Creutzfeldt-Jakob Disease pathophysiology in adults
Creutzfeldt-Jakob Disease (CJD) is a rare, progressive neurodegenerative disorder classified among transmissible spongiform encephalopathies (TSEs). Its pathophysiology involves abnormal protein folding, leading to widespread brain damage. Unlike infectious agents such as bacteria or viruses, CJD is caused by misfolded prion proteins, which are infectious proteins capable of inducing conformational changes in normal proteins, perpetuating a cycle of neurodegeneration.

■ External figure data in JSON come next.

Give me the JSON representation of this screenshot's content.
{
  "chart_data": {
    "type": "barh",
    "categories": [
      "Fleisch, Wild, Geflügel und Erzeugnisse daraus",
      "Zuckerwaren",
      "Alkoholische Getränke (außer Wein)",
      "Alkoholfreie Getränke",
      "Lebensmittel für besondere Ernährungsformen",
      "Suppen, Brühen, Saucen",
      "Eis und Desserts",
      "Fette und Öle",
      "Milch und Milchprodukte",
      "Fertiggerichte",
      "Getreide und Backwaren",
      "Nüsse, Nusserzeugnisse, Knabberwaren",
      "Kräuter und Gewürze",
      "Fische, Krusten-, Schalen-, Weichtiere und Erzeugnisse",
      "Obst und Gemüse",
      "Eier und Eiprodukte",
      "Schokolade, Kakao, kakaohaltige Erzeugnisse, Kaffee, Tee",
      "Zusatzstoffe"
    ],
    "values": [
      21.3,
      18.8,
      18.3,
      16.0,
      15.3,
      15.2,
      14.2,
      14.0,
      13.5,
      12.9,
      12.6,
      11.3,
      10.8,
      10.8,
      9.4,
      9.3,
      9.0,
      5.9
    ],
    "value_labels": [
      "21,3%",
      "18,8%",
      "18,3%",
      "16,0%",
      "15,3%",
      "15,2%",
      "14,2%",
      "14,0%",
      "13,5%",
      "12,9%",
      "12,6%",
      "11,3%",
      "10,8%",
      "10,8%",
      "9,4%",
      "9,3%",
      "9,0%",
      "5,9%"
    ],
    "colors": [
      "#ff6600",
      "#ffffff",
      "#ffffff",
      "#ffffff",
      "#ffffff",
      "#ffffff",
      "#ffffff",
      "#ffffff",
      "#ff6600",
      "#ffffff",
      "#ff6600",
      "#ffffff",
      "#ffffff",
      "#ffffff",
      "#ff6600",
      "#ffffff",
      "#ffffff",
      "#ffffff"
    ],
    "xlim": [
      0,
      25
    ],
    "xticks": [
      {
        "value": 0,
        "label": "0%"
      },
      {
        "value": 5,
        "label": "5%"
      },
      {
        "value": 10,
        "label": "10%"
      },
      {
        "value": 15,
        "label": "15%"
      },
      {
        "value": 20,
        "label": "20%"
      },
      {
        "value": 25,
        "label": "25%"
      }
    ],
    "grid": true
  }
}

In healthy individuals, prion proteins (PrP^C) are predominantly found on cell surfaces, particularly in neural tissue, where they are believed to play roles in cell signaling and protection. In CJD, these proteins undergo a conformational transformation into a pathogenic isoform (PrP^Sc). This misfolded form has a beta-sheet-rich structure that is resistant to proteolytic degradation, enabling it to accumulate within the brain tissue. The accumulation of PrP^Sc leads to the formation of amyloid plaques and spongiform changes within the brain, characteristic of the disease.
The process begins with the initial misfolding of the normal prion protein, which can be sporadic, genetic, or acquired through infection. In sporadic CJD, the exact trigger remains unknown, but it is believed to involve spontaneous conformational change. Genetic cases are associated with mutations in the PRNP gene, influencing the propensity of PrP^C to misfold. Acquired cases result from exposure to prions through contaminated medical instruments, transfusions, or ingestion of infected tissue.
Once misfolded, PrP^Sc acts as a template, inducing the misfolding of additional PrP^C molecules. This chain reaction results in exponential accumulation within neurons and extracellular spaces. The accumulation causes neuronal dysfunction and death through several mechanisms, including oxidative stress, excitotoxicity, and disruption of cellular homeostasis. The ensuing neuronal loss manifests clinically as rapidly progressive dementia, ataxia, myoclonus, visual disturbances, and behavioral changes.
The spread of PrP^Sc within the central nervous system (CNS) is believed to occur via synaptic pathways, leading to widespread neurodegeneration. Microglial activation and astrocytosis also contribute to neuroinflammation, exacerbating neuronal injury. The characteristic spongiform appearance of affected brain tissue results from vacuolation—large, clear vacuoles within the neuropil—further impairing neural function.
Diagnosis of CJD involves clinical assessment, neuroimaging, and laboratory tests, including detection of characteristic proteins in cerebrospinal fluid (such as 14-3-3 protein) and electroencephalogram (EEG) findings. Confirmatory diagnosis often relies on brain biopsy or post-mortem examination revealing spongiform changes, amyloid plaques, and PrP^Sc deposition.
There is currently no effective treatment to halt or reverse the disease process, and CJD remains uniformly fatal, with most patients succumbing within a year of symptom onset. Understanding its pathophysiology underscores the importance of infection control and ongoing research into therapeutic strategies that might interfere with prion propagation or neurodegeneration.